Autre coup dur pour l'environnement, le manque cruel de sanitaires. "Tout cumulé, c'est désastreux pour l'environnement", se lamente la Soudanaise qui déplore ne pas avoir été entendue jusqu’à présent. Chacun des protagonistes a ses priorités. Pour la direction du camp, le plus important ce sont les abris. Elle a déjà érigé 2.100 huttes et 3.000 sont à venir car le camp peut à terme contenir 20.000 personnes. Pour les 10.000 réfugiés qui le peuplent, c'est d'avoir un toit et du bois pour cuisiner.

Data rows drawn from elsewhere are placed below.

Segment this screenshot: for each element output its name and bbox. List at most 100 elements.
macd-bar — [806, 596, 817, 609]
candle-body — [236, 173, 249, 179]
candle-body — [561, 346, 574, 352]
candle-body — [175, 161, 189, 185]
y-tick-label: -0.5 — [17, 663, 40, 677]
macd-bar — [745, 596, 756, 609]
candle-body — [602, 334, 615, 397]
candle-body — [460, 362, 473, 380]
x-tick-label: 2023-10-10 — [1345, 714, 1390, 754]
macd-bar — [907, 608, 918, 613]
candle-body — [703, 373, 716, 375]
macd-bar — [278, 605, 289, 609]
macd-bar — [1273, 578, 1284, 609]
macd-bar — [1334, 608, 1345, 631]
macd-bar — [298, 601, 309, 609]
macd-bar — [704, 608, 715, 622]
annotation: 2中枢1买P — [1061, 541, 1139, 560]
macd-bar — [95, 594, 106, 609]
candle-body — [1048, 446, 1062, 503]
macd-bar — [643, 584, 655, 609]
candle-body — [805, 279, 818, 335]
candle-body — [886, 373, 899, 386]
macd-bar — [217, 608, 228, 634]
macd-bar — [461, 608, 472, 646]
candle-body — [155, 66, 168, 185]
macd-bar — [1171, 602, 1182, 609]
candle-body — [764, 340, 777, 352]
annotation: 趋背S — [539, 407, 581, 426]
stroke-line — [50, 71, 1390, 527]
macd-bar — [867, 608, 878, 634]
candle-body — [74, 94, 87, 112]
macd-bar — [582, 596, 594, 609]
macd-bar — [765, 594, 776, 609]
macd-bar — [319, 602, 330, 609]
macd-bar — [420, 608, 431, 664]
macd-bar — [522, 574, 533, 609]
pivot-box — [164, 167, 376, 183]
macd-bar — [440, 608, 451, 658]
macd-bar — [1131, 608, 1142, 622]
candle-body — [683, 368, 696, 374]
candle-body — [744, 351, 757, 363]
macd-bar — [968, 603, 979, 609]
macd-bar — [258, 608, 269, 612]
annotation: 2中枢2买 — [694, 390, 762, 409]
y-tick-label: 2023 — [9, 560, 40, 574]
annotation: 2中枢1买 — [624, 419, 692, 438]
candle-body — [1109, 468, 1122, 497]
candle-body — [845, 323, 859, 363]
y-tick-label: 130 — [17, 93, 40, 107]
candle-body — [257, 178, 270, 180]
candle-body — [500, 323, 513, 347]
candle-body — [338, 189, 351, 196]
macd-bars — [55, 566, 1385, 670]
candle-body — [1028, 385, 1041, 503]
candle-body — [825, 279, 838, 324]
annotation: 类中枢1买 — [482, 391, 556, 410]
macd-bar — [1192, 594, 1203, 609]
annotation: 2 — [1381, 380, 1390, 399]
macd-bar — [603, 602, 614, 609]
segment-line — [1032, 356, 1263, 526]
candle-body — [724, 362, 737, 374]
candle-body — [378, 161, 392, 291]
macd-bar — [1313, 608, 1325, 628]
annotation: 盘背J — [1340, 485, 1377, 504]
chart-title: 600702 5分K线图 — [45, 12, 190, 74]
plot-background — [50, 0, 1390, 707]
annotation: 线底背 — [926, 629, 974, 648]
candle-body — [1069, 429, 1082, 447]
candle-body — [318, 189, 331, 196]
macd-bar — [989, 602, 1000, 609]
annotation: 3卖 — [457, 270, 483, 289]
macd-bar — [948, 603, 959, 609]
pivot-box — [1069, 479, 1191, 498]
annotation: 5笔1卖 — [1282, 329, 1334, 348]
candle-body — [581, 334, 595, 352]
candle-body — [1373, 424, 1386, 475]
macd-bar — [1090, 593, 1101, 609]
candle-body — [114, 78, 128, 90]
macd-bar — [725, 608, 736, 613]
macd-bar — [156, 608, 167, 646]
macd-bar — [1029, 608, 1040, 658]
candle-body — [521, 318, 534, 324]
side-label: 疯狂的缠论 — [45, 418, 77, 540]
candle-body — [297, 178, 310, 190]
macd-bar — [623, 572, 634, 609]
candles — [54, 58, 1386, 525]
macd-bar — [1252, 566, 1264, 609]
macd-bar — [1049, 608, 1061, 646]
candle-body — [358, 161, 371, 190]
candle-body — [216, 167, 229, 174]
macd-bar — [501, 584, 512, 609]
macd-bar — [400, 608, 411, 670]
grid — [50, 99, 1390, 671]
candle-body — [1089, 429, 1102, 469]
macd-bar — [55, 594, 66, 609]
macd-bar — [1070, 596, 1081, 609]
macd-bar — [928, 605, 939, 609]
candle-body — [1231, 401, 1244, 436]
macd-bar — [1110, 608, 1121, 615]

Assis à l'ombre d'une arbre, Abadi Grazdier, âgé de 70 ans, fait cuire son repas sur un feu fait de morceaux de bois grappillés ici et là. "Dans mon pays, je n'ai jamais coupé une branche, c'est interdit mais ici ai-je une autre solution ?", confie-t-il. Plus de 45.000 personnes ont fui du Tigré vers le Soudan depuis l'offensive lancée le 4 novembre par le Premier ministre éthiopien Abiy Ahmed contre le gouvernement dissident de cette région du nord de l'Ethiopie, pour y placer des institutions "légitimes".
Alors qu'à leur arrivée, chaque réfugié cherchait un arbre pour échapper à l'ardeur du soleil et défendait âprement sa place à l'ombre, deux semaines plus tard, certains se sont transformés en bucheron. Armés de hache, Kanfa Amari, 32 ans, et ses amis font de l'abattage. "Aujourd’hui, nous sommes montés sur une petite colline, nous avons coupé un arbre et nous l'avons débité et nous nous le sommes partagé", dit-il.
Ce bois n'est pas destiné à la construction mais pour la cuisson. D'ailleurs, devant chaque abri, des fagots sont entassés. "Si on nous distribuait du charbon ou des bouteilles de gaz, bien sûr que nous ne toucherions pas aux arbres. Mais que faire ? Il faut bien manger", assure M. Amari.